Medical Research Future Fund expected to distribute A$5 billion over next 10 years

The Australian Department of Health is reviewing the research priorities of the A$20 billion Medical Research Future Fund, with 250 submissions made to a consultation on the subject.

In the consultation, which ended earlier in October, industry bodies and researchers were invited to propose fields of work for the fund and give other feedback on its operation. The Association of Australian Medical Research Institutes made a submission but will not make it public until after the review is completed.

A report proposing the fund’s 2020-22 research priorities is due to be tabled in parliament by 6 November. The department is also conducting a separate review of the way the outcomes of research supported by the fund are evaluated.
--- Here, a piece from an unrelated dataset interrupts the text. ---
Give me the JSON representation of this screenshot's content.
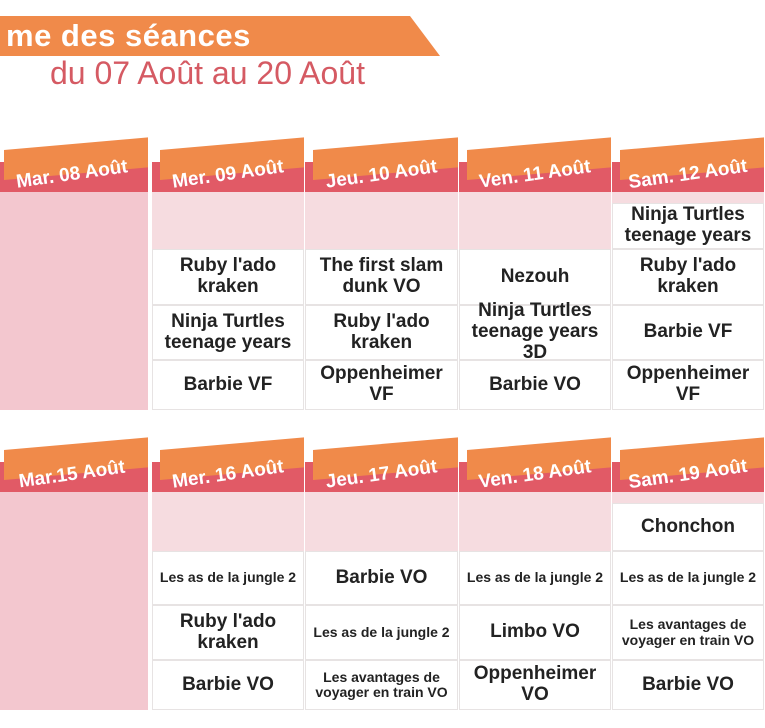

In July, the fund reached its A$20bn target after five years of operation. It has already disbursed A$1.1bn to grant recipients in a framework that allocates funds to research based on six “platforms”. It expects to distribute A$5bn over the next 10 years.

Those platforms include trials and translation of research into available therapies; health services and systems; and commercialisation activities. The fund currently supports 12 priorities under the six platforms, including global health challenges such as pandemics, ageing, Aboriginal and Torres Strait Island health and repurposing existing drugs. The fund’s grants are more outcome-directed than those from the National Health and Medical Research Council.

Existing grants from the fund include A$2.5 million for endometriosis research, A$25m for work on juvenile diabetes, A$10m for dementia research and a A$35m project seeking a vaccine for rheumatic heart disease, under the Indigenous health category.

A separate five-year “investment plan” for the future fund, mandated by the federal government, requires the fund to focus on patients, researchers, dedicated “research missions” and putting research into practice.

The Australian Medical Research Advisory Board, which sets the fund’s direction, is also due to produce a five-year strategy for the nation’s overall medical research next year.